Why it matters: Action‑level signatures and verifiable chains turn agent behavior from vibes into evidence that survives audits and incidents.
Quick Hits
- Agentjacking Tricks AI Coding Agents Into Executing Attacker Code (The Hacker News) — Researchers demo 'Agentjacking' using Sentry DSNs and MCP to make AI coding agents run attacker‑controlled code on developer machines.

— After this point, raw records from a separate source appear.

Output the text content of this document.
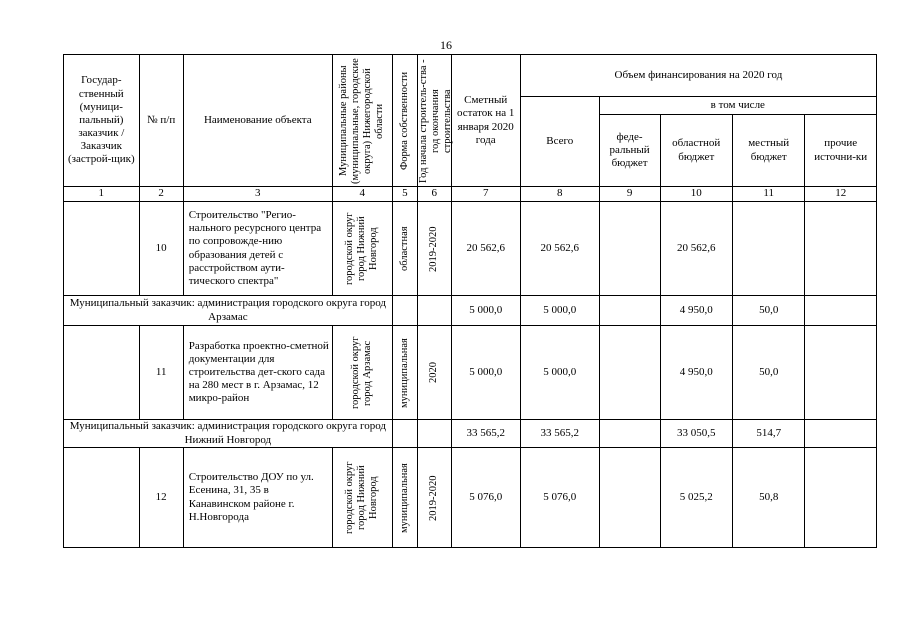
16
Государ-ственный (муници-пальный) заказчик / Заказчик (застрой-щик)	№ п/п	Наименование объекта	Муниципальные районы (муниципальные, городские округа) Нижегородской области	Форма собственности	Год начала строитель-ства - год окончания строительства	Сметный остаток на 1 января 2020 года	Объем финансирования на 2020 год				
							Всего	в том числе			
								феде-ральный бюджет	областной бюджет	местный бюджет	прочие источни-ки
1	2	3	4	5	6	7	8	9	10	11	12
	10	Строительство "Регио-нального ресурсного центра по сопровожде-нию образования детей с расстройством аути-тического спектра"	городской округ город Нижний Новгород	областная	2019-2020	20 562,6	20 562,6		20 562,6		
Муниципальный заказчик: администрация городского округа город Арзамас						5 000,0	5 000,0		4 950,0	50,0	
	11	Разработка проектно-сметной документации для строительства дет-ского сада на 280 мест в г. Арзамас, 12 микро-район	городской округ город Арзамас	муниципальная	2020	5 000,0	5 000,0		4 950,0	50,0	
Муниципальный заказчик: администрация городского округа город Нижний Новгород						33 565,2	33 565,2		33 050,5	514,7	
	12	Строительство ДОУ по ул. Есенина, 31, 35 в Канавинском районе г. Н.Новгорода	городской округ город Нижний Новгород	муниципальная	2019-2020	5 076,0	5 076,0		5 025,2	50,8	
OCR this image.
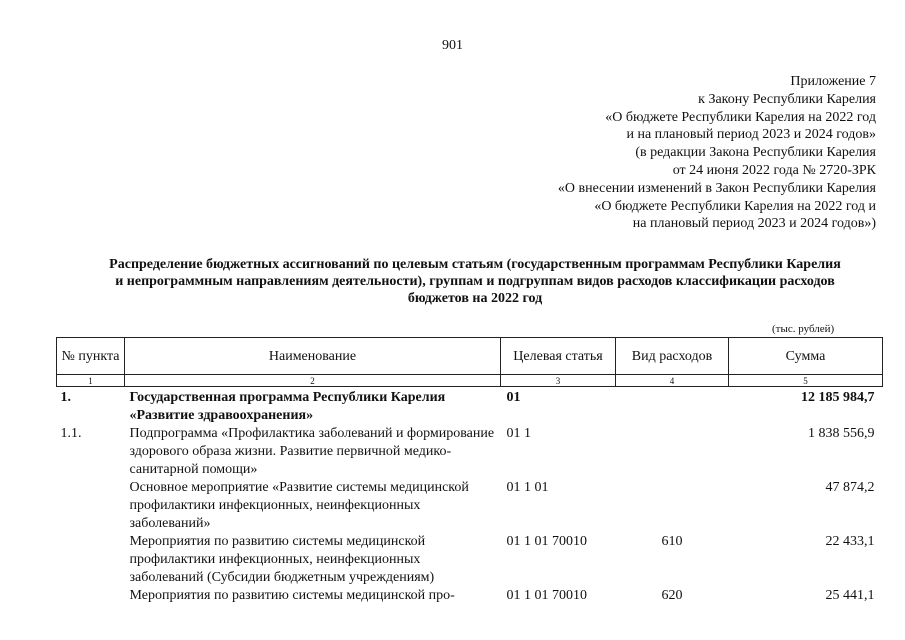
901
Приложение 7
к Закону Республики Карелия
«О бюджете Республики Карелия на 2022 год
и на плановый период 2023 и 2024 годов»
(в редакции Закона Республики Карелия
от 24 июня 2022 года № 2720-ЗРК
«О внесении изменений в Закон Республики Карелия
«О бюджете Республики Карелия на 2022 год и
на плановый период 2023 и 2024 годов»)
Распределение бюджетных ассигнований по целевым статьям (государственным программам Республики Карелия
и непрограммным направлениям деятельности), группам и подгруппам видов расходов классификации расходов
бюджетов на 2022 год
(тыс. рублей)
№ пункта	Наименование	Целевая статья	Вид расходов	Сумма
1	2	3	4	5
1.	Государственная программа Республики Карелия «Развитие здравоохранения»	01		12 185 984,7
1.1.	Подпрограмма «Профилактика заболеваний и формирование здорового образа жизни. Развитие первичной медико-санитарной помощи»	01 1		1 838 556,9
	Основное мероприятие «Развитие системы медицинской профилактики инфекционных, неинфекционных заболеваний»	01 1 01		47 874,2
	Мероприятия по развитию системы медицинской профилактики инфекционных, неинфекционных заболеваний (Субсидии бюджетным учреждениям)	01 1 01 70010	610	22 433,1
	Мероприятия по развитию системы медицинской про-	01 1 01 70010	620	25 441,1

- U.S. Executive Order Targets Frontier Model Security and Access (Bluesky (@techlawjdsupra.bsky.social)) — White House order calls for frontier model security, early government access to models, and AI‑enabled cyber defense engagement.
- Openpilot CVE Exposes Unsafe Pickle Deserialization in modeld.py (CVEFeed.io Latest) — CVE‑2026‑12191: Comma.ai Openpilot's modeld.py uses pickle.loads, enabling arbitrary code execution via malicious model data.
- FBI Disrupts AI-Powered Phishing Service Using One Million URLs (BleepingComputer) — FBI seizes 'Outsider Enterprise' infrastructure behind AI‑assisted phishing (>1M URLs); Google also files suit, seized domains now show FBI notices.